Fanta’s Take: OHSAA’s two-region Division I football system should be embraced

by John Fanta ‘13

As announced by the Ohio High School Athletic Association, two regions will be formed out of a new “super” Division I. The Northern Region will have 35 teams and the Southern will contain 37. 16 playoff teams will come out of each region and the two regional champions will be determined in the fourth round of the playoffs and will advance to the state title.

The other six divisions (with the new Division VII) will contain a classic four-region system.

First, let’s look at the counties involved in the Northern Region: Cuyahoga, Lake, Lorain, Medina, Summit, Trumbull, Mahoning, Stark, Union, Lucas, and Delaware counties. Looking at the Southern Region, Franklin County schools (which include Columbus) will be there along with the Cincinnati and Dayton schools.

Division I Northern Region schools: Saint Ignatius, Mentor, St. Edward, Austintown Fitch, Berea-Midpark, Brunswick, Canton McKinley, Cleveland Heights, Cuyahoga Falls, Delaware Hayes, Elyria, Euclid, Findlay, Glenoak, Green, Hudson, Lakewood, Lorain, Massillon Jackson, Massillon Perry, Marysville, Medina, Newark, North Canton Hoover, North Royalton, Olentangy Liberty, Shaker Heights, Stow, Solon, Strongsville, Toledo Whitmer, Wadsworth, Warren Harding, Westerville Central, and Youngstown East.
Notably, Glenville, Massillon, and Willoughby South are part of the group of schools that will be dropping from Division I to II.

Division I to Division II Schools: Amherst Steele, Avon Lake, Boardman, Brecksville-Broadview Heights, Brush, East Tech, Eastlake North, Garfield Heights, Glenville, John Adams, John Marshall, Cleveland John F. Kennedy, Lincoln-West, Mayfield, Massillon, Nordonia, North Olmsted, North Ridgeville, Parma, Riverside, Rhodes, Twinsburg, Valley Forge, and Willoughby South.

No private schools in Northeast Ohio went down to Division II. The cutoff enrollment was 608, so that for the next two years, schools with grades 9-11 enrollment of 608 or more will stay with the big schools. The odd scenario that has some scratching their heads is that the regional finals will also be state semifinals, but in the grand scheme of things, there can’t be that much complaining. The two best teams are still going to be playing in December.

Those teams that have dropped from Division I to Division II have no room to complain about their positioning. For schools like Massillon and Glenville, the drop is not exactly comforting, but it is what it is. The powerhouses are still present, as Saint Ignatius is not really impacted. The Wildcats’ eight-game schedule is not sitting well with many due to the two open slots for this fall, but Coach Chuck Kyle is not getting wild over it. The Wildcats will be just fine, and this alignment looks as if it helps them.

The public-private split is out there, and the days are looming where something like that could happen.

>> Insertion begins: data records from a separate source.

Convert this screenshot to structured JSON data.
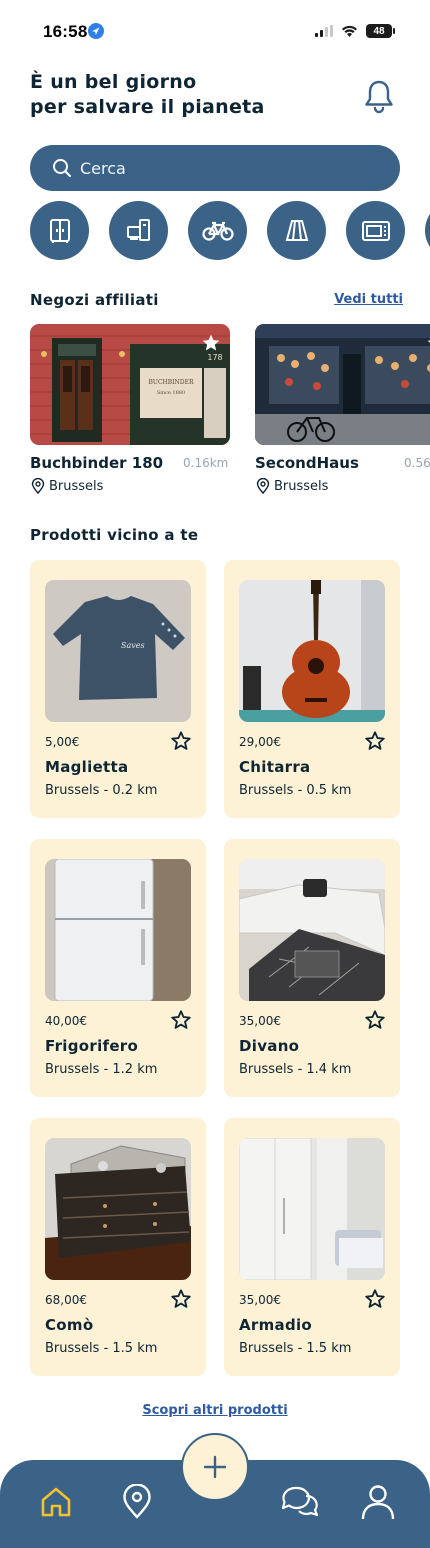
{
  "status": {
    "time": "16:58",
    "battery": "48"
  },
  "header": {
    "line1": "È un bel giorno",
    "line2": "per salvare il pianeta"
  },
  "search": {
    "placeholder": "Cerca"
  },
  "categories": [
    "wardrobe-icon",
    "appliances-icon",
    "bicycle-icon",
    "lamp-icon",
    "microwave-icon"
  ],
  "shops_section": {
    "title": "Negozi affiliati",
    "see_all": "Vedi tutti"
  },
  "shops": [
    {
      "name": "Buchbinder 180",
      "distance": "0.16km",
      "city": "Brussels"
    },
    {
      "name": "SecondHaus",
      "distance": "0.56",
      "city": "Brussels"
    }
  ],
  "products_section": {
    "title": "Prodotti vicino a te"
  },
  "products": [
    {
      "price": "5,00€",
      "name": "Maglietta",
      "location": "Brussels - 0.2 km"
    },
    {
      "price": "29,00€",
      "name": "Chitarra",
      "location": "Brussels - 0.5 km"
    },
    {
      "price": "40,00€",
      "name": "Frigorifero",
      "location": "Brussels - 1.2 km"
    },
    {
      "price": "35,00€",
      "name": "Divano",
      "location": "Brussels - 1.4 km"
    },
    {
      "price": "68,00€",
      "name": "Comò",
      "location": "Brussels - 1.5 km"
    },
    {
      "price": "35,00€",
      "name": "Armadio",
      "location": "Brussels - 1.5 km"
    }
  ],
  "more_link": "Scopri altri prodotti",
  "tabs": [
    "home-icon",
    "map-pin-icon",
    "add-icon",
    "chat-icon",
    "profile-icon"
  ],
  "colors": {
    "primary": "#3b6287",
    "card": "#fdf2d6",
    "active_tab": "#f2c230",
    "text": "#0f2533",
    "link": "#2d5aa0"
  }
}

But I will say this to those schools who are adamant about it. The days of the public-private big time showdowns like Saint Ignatius – Mentor could be over. And so I ask, is it worth it? There are still issues with competitive balance with teams scheduling schools in Division I when they are in divisions below, but I find those match-ups to be refreshing. Youngstown Ursuline has formed a series with St. Edward, and it has brought much interest throughout the past years.

The definition of winning does not change with new alignments, but it will if there is a split. It may look nice on paper, but the eventual result is one that is missing out on the special showdowns between public and private schools.